Nous nous trouvions ainsi en tenaille entre ces groupes. Les gendarmes qui gardaient les élèves de Marie-Merci sont passés derrière pour que personne ne leur échappe. Ils ont fait un acte tellement mauvais que Dieu les punira pour ça : ils ont tiré le bras de la statut de la Vierge (qui était pointé vers le ciel). Ils ont crié « leur vierge vient de les abandonner ». Ils se sont mis à tirer, après avoir fait 50 mètres, les uns sont allés au Centre de santé pour y tuer les patients (femmes qui ont accouché). Après les avoir tuées, ils sont revenus tuer les autres avec des gourdins. Ils sont partis aux établissements scolaires et ont tué toutes les personnes qui s’y trouvaient. Les Interahamwe ont achevé les gens. Ceux qui étaient passé derrière l’église ont tué les femmes ayant accouché et les vieux qui s’y trouvaient après avoir encerclé l’église de partout. À ce moment, je suis à l’intérieur de l’église. Nous avons pris les bancs de l’église avec lesquels nous avons condamné les portes. Ils n’avaient nulle part où aller. À ce moment, les attaquants ont commencé à faire des tours dans l’église pour tirer.
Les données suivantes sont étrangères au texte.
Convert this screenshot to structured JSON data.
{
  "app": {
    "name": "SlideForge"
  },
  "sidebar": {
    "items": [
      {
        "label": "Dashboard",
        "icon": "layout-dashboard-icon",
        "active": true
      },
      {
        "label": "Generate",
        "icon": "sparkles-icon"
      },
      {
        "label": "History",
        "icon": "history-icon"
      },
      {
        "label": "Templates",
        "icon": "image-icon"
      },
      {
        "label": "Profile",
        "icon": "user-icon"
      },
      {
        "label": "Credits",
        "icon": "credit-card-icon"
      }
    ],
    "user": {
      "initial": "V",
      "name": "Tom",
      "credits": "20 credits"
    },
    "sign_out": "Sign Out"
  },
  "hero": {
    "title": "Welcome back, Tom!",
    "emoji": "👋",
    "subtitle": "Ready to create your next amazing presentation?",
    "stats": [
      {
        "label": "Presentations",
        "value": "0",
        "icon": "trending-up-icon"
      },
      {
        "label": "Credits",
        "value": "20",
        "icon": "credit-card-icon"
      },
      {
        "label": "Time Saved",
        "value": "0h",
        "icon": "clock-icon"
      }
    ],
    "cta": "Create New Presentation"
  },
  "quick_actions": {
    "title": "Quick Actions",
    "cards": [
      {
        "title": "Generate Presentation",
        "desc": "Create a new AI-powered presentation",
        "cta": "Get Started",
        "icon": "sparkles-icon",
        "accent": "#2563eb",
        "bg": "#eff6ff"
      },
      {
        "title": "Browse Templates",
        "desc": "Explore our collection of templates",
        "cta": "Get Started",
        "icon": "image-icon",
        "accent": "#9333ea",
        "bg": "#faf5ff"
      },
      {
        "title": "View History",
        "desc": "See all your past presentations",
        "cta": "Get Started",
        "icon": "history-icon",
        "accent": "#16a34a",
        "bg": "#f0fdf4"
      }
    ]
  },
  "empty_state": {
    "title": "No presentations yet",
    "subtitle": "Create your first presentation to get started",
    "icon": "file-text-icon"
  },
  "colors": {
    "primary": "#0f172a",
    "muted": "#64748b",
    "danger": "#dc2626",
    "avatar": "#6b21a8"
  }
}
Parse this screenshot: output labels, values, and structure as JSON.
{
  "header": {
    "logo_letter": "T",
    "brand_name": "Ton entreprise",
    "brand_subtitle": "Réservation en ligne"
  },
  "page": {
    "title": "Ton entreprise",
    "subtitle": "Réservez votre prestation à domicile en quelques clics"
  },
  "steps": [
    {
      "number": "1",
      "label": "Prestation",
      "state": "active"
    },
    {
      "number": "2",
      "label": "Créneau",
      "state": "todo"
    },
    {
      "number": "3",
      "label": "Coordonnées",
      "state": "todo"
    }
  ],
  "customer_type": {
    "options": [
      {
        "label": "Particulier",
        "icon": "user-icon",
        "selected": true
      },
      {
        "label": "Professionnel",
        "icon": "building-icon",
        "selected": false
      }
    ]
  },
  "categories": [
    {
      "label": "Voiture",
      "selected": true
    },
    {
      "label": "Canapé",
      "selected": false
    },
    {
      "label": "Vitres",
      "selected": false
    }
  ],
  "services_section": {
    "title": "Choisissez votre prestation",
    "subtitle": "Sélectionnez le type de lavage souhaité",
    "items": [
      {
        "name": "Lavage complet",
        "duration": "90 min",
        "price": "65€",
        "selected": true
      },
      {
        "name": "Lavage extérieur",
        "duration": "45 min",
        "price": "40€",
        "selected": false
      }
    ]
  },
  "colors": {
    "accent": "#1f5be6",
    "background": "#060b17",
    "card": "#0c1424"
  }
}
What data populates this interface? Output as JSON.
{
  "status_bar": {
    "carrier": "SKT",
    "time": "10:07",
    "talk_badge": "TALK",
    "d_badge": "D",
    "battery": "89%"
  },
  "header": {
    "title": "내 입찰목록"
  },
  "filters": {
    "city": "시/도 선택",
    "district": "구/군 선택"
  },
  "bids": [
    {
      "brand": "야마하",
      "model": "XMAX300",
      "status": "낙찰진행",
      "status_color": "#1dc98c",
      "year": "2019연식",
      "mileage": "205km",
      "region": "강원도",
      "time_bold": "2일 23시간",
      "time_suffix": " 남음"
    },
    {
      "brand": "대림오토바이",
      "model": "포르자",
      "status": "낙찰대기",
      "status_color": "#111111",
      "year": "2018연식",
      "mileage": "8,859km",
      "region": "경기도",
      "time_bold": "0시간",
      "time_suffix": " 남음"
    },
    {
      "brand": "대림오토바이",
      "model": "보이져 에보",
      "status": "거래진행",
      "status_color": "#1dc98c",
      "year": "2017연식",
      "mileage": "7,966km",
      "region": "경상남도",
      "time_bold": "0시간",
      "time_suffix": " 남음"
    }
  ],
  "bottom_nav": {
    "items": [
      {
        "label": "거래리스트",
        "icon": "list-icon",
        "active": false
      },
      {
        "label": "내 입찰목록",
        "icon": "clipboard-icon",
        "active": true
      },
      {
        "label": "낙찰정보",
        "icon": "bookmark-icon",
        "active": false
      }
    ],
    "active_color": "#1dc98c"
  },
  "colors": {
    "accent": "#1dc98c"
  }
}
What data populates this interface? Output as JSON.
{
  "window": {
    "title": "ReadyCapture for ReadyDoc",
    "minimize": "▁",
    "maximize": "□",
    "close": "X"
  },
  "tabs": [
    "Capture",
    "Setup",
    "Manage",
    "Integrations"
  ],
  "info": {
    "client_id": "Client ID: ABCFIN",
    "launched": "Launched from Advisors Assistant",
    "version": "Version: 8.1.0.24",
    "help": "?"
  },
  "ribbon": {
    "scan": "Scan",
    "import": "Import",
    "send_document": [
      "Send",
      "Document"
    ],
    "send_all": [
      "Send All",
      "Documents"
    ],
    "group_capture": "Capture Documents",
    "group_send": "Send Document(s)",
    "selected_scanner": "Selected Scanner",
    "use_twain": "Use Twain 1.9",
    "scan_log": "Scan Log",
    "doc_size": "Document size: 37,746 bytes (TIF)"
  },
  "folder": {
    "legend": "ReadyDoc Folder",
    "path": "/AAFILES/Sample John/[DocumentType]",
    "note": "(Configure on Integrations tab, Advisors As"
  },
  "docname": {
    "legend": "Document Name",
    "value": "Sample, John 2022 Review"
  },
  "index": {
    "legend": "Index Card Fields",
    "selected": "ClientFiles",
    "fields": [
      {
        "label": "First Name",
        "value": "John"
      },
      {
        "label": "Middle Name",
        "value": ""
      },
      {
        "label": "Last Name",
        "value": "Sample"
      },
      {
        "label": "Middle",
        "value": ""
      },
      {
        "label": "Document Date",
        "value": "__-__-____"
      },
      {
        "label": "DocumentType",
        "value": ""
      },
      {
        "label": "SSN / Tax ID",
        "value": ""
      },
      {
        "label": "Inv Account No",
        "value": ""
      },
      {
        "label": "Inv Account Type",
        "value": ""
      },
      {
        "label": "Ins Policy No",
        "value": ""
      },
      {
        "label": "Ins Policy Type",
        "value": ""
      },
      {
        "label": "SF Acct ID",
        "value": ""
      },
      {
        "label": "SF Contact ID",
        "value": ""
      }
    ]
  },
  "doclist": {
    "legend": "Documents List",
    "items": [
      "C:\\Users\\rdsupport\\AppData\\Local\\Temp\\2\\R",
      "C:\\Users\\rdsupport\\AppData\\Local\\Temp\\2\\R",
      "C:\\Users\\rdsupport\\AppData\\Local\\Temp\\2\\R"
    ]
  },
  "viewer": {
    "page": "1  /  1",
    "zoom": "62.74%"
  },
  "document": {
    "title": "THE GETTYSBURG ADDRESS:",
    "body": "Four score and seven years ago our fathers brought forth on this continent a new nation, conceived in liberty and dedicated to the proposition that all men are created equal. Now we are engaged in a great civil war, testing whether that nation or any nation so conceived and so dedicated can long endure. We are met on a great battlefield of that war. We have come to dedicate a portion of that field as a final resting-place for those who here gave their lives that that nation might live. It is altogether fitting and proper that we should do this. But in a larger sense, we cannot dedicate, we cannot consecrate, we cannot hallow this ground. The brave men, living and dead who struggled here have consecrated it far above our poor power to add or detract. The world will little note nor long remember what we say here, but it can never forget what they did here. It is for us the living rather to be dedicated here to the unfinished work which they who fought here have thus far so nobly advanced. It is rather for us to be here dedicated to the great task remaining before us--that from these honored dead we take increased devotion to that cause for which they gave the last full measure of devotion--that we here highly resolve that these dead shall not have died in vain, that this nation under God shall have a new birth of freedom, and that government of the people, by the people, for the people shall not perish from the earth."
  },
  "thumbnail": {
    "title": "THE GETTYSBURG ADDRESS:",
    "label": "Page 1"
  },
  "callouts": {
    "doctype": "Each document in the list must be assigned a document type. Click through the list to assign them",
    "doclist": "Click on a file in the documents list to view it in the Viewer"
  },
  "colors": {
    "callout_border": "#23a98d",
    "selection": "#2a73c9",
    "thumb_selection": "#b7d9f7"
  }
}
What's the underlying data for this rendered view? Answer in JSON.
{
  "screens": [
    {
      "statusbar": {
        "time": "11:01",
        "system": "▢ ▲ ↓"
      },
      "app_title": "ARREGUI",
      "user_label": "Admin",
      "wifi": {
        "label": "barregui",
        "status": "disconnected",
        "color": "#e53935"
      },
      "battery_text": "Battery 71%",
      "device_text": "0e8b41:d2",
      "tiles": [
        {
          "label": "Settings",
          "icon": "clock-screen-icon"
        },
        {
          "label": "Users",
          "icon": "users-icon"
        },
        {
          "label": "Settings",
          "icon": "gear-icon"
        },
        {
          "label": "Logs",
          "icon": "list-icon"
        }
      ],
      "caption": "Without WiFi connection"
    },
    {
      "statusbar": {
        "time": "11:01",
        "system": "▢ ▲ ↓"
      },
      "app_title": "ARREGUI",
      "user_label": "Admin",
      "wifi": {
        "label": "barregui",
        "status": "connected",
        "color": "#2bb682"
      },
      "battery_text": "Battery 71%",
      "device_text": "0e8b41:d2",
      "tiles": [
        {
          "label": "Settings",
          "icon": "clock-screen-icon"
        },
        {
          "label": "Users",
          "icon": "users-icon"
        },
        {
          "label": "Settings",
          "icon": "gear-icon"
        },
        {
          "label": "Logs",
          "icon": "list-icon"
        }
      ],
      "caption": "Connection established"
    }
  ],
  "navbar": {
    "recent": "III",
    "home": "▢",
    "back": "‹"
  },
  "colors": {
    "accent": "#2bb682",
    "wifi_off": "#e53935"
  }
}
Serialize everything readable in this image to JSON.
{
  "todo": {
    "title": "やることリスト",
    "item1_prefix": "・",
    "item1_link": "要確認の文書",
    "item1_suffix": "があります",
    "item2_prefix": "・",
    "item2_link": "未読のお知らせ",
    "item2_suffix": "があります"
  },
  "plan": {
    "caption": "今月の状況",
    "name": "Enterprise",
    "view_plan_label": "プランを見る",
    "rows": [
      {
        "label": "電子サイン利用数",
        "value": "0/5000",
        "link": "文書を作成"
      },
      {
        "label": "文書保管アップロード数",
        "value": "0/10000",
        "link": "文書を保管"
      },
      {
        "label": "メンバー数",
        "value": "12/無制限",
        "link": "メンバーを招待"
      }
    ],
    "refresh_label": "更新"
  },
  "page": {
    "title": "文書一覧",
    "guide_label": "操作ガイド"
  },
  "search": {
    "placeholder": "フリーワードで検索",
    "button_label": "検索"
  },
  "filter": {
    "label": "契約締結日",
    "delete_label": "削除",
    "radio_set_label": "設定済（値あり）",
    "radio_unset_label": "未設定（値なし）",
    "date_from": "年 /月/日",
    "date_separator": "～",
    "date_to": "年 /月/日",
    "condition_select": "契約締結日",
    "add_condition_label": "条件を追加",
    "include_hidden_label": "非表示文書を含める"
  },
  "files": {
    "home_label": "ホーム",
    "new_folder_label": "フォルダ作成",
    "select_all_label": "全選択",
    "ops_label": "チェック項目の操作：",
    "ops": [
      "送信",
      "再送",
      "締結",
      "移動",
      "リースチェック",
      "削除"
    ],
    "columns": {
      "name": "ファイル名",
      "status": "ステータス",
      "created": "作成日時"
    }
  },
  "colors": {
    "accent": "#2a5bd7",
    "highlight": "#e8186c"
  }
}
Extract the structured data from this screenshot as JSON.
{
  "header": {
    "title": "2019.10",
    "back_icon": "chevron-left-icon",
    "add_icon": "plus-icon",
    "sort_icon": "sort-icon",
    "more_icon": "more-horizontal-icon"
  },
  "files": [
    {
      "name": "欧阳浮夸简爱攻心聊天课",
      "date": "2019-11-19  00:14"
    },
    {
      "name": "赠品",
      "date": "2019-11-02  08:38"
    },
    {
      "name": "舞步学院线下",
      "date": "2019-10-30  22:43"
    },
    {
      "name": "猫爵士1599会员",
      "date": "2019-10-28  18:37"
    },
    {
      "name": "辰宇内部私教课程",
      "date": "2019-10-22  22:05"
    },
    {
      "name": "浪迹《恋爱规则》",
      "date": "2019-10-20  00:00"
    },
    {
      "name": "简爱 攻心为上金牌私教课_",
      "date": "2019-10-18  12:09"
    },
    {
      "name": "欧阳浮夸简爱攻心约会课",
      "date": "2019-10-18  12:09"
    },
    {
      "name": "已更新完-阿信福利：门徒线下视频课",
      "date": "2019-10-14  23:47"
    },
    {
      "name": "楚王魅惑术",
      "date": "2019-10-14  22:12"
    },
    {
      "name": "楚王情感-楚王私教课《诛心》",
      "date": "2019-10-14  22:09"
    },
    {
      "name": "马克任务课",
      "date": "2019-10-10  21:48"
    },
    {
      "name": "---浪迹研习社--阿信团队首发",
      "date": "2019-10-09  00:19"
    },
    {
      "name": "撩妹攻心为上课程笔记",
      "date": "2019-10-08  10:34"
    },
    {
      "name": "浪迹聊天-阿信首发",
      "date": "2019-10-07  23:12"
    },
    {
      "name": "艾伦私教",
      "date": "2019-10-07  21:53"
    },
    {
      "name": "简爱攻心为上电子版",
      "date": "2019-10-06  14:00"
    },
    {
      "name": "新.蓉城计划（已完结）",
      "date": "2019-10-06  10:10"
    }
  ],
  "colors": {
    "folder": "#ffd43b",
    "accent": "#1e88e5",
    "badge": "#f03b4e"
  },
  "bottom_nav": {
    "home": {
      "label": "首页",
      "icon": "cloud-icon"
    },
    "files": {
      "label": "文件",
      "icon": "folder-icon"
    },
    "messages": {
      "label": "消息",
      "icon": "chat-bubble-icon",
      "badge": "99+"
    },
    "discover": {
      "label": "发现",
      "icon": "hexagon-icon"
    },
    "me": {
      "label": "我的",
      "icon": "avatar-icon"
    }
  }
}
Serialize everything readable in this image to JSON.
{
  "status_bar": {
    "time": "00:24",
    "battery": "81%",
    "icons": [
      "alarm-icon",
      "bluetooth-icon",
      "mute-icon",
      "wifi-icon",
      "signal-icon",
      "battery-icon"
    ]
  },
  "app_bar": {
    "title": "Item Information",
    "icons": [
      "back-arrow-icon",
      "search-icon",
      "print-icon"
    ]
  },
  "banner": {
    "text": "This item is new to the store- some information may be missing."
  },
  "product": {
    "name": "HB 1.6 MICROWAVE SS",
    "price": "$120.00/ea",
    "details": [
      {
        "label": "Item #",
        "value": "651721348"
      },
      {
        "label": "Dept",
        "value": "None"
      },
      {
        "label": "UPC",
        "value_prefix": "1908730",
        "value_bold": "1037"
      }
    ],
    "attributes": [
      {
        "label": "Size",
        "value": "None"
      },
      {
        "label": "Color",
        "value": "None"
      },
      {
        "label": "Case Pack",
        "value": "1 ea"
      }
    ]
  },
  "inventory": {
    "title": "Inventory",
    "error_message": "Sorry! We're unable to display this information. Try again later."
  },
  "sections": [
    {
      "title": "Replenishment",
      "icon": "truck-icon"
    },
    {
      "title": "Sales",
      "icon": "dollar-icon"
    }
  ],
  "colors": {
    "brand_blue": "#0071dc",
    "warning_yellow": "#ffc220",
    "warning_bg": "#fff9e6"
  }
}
Notre église, on l’avait construite avec de la terre. Mais aux alentours nous avions mis du ciment ce qui rendait facile la destruction. Ils se servaient de petites houx usées. Ils ont fait des trous tout autour des murs de l’église. Ils faisaient passer par là des grenades. Ils lançaient dedans avec leur fusil des bombes lacrymogènes. On avait mal aux yeux.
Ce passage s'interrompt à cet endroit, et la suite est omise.